Ulbricht concludes his article by saying that both bears and bulls can use the upcoming change in supply for BTC to justify their positions.

Miners To Take Biggest Hit

But what about the miners? How will they survive in a world that doesn’t necessarily respond by doubling the price of BTC right away? That much is unlikely, but stranger things have happened. After all, Bitcoin has seen $12,000 before.

Miners seem destined to take a hit regardless of what they do in this scenario. For those that sell their coin immediately, which is most, it means a loss in revenue up to 50%, if not worse. With the market having tanked recently, purportedly due to coronavirus, miners are already under a great deal of stress where profit is concerned. The difficulty level, an indication of how many miners are on the network, has simultaneously been rising.
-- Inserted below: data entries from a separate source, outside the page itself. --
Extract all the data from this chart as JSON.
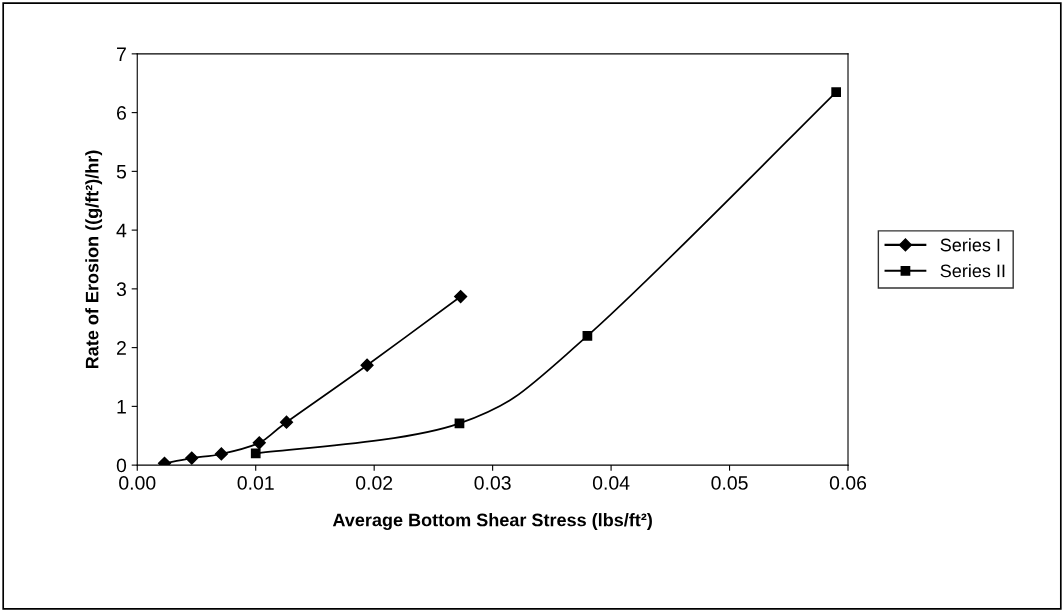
{
  "chart_data": {
    "type": "line",
    "xlabel": "Average Bottom Shear Stress (lbs/ft²)",
    "ylabel": "Rate of Erosion ((g/ft²)/hr)",
    "series": [
      {
        "name": "Series I",
        "color": "#000000",
        "marker": "diamond",
        "x": [
          0.0023,
          0.0046,
          0.0071,
          0.0103,
          0.0126,
          0.0194,
          0.0273
        ],
        "values": [
          0.03,
          0.12,
          0.19,
          0.38,
          0.73,
          1.7,
          2.87
        ]
      },
      {
        "name": "Series II",
        "color": "#000000",
        "marker": "square",
        "x": [
          0.01,
          0.0272,
          0.038,
          0.059
        ],
        "values": [
          0.2,
          0.71,
          2.2,
          6.35
        ]
      }
    ],
    "xlim": [
      0,
      0.06
    ],
    "xticks": [
      {
        "value": 0,
        "label": "0.00"
      },
      {
        "value": 0.01,
        "label": "0.01"
      },
      {
        "value": 0.02,
        "label": "0.02"
      },
      {
        "value": 0.03,
        "label": "0.03"
      },
      {
        "value": 0.04,
        "label": "0.04"
      },
      {
        "value": 0.05,
        "label": "0.05"
      },
      {
        "value": 0.06,
        "label": "0.06"
      }
    ],
    "ylim": [
      0,
      7
    ],
    "yticks": [
      0,
      1,
      2,
      3,
      4,
      5,
      6,
      7
    ],
    "legend": "right",
    "grid": false,
    "line_style": "solid"
  }
}
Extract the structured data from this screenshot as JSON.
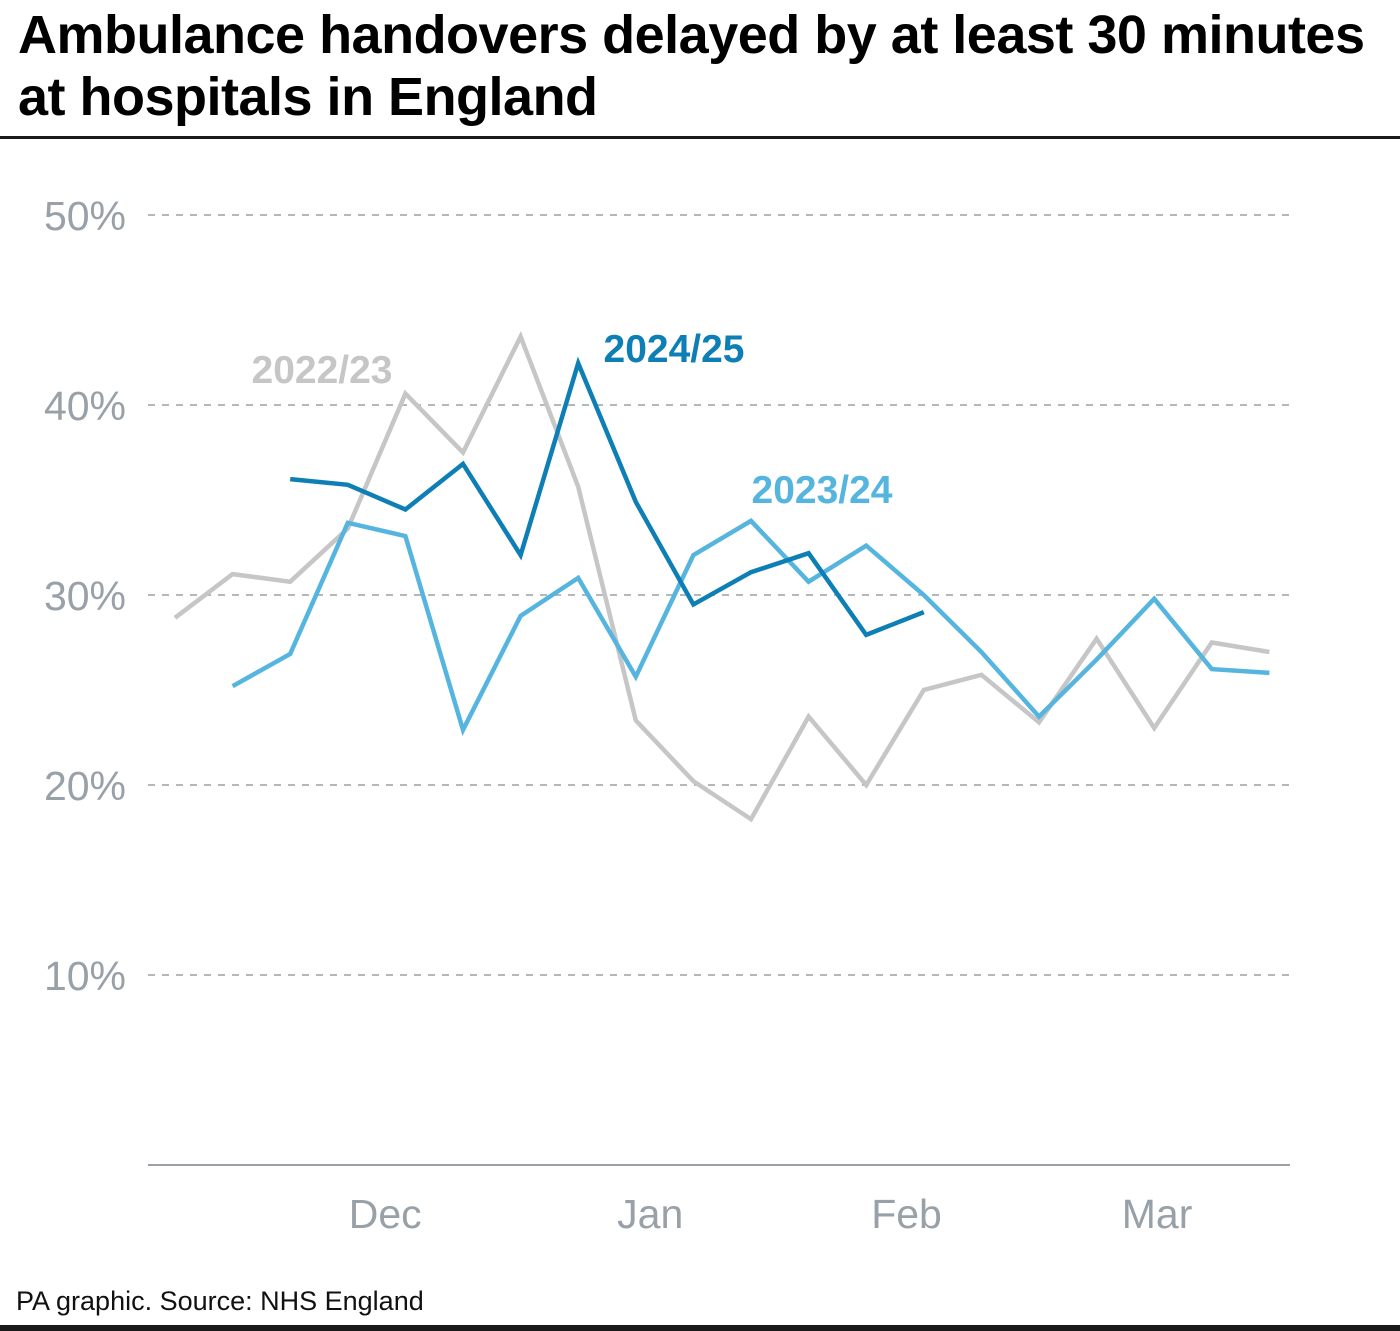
{
  "title": "Ambulance handovers delayed by at least 30 minutes at hospitals in England",
  "footer": "PA graphic. Source: NHS England",
  "chart_data": {
    "type": "line",
    "title": "Ambulance handovers delayed by at least 30 minutes at hospitals in England",
    "xlabel": "",
    "ylabel": "",
    "ylim": [
      0,
      50
    ],
    "y_ticks": [
      10,
      20,
      30,
      40,
      50
    ],
    "y_tick_labels": [
      "10%",
      "20%",
      "30%",
      "40%",
      "50%"
    ],
    "x_ticks": [
      3.65,
      8.25,
      12.7,
      17.05
    ],
    "x_tick_labels": [
      "Dec",
      "Jan",
      "Feb",
      "Mar"
    ],
    "xlim": [
      -0.5,
      20
    ],
    "grid": true,
    "series": [
      {
        "name": "2022/23",
        "color": "#c6c6c6",
        "x": [
          0,
          1,
          2,
          3,
          4,
          5,
          6,
          7,
          8,
          9,
          10,
          11,
          12,
          13,
          14,
          15,
          16,
          17,
          18,
          19
        ],
        "values": [
          28.8,
          31.1,
          30.7,
          33.5,
          40.6,
          37.5,
          43.6,
          35.7,
          23.4,
          20.2,
          18.2,
          23.6,
          20.0,
          25.0,
          25.8,
          23.3,
          27.7,
          23.0,
          27.5,
          27.0
        ]
      },
      {
        "name": "2023/24",
        "color": "#55b5df",
        "x": [
          1,
          2,
          3,
          4,
          5,
          6,
          7,
          8,
          9,
          10,
          11,
          12,
          13,
          14,
          15,
          16,
          17,
          18,
          19
        ],
        "values": [
          25.2,
          26.9,
          33.8,
          33.1,
          22.9,
          28.9,
          30.9,
          25.7,
          32.1,
          33.9,
          30.7,
          32.6,
          30.0,
          27.0,
          23.6,
          26.6,
          29.8,
          26.1,
          25.9
        ]
      },
      {
        "name": "2024/25",
        "color": "#0e7fb5",
        "x": [
          2,
          3,
          4,
          5,
          6,
          7,
          8,
          9,
          10,
          11,
          12,
          13
        ],
        "values": [
          36.1,
          35.8,
          34.5,
          36.9,
          32.1,
          42.2,
          34.9,
          29.5,
          31.2,
          32.2,
          27.9,
          29.1
        ]
      }
    ],
    "annotations": [
      {
        "text": "2022/23",
        "series": "2022/23",
        "color": "#c6c6c6"
      },
      {
        "text": "2024/25",
        "series": "2024/25",
        "color": "#0e7fb5"
      },
      {
        "text": "2023/24",
        "series": "2023/24",
        "color": "#55b5df"
      }
    ]
  }
}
This means that miners are working harder, for less reward, in a market that’s shown it’s not unwilling to go lower.

So it goes, sometimes for some.

What about the rest of the market though? The hodlers and the traders?

Like as not, they’ll be fine, specifically those that hold. For while it may be unreasonable to expect a sort of geometric line of growth in price versus supply, some increase is definitely to be expected. Therefore a simple investment is to buy now and hold until then. But Ulbricht fully addresses this strategy: it may be too late, as everyone knows about the halving. There’s nothing privileged about that strategy.

Whatever happens, Bitcoin is likely to be better off as it moves forward, even as less new BTC enters the atmosphere every block.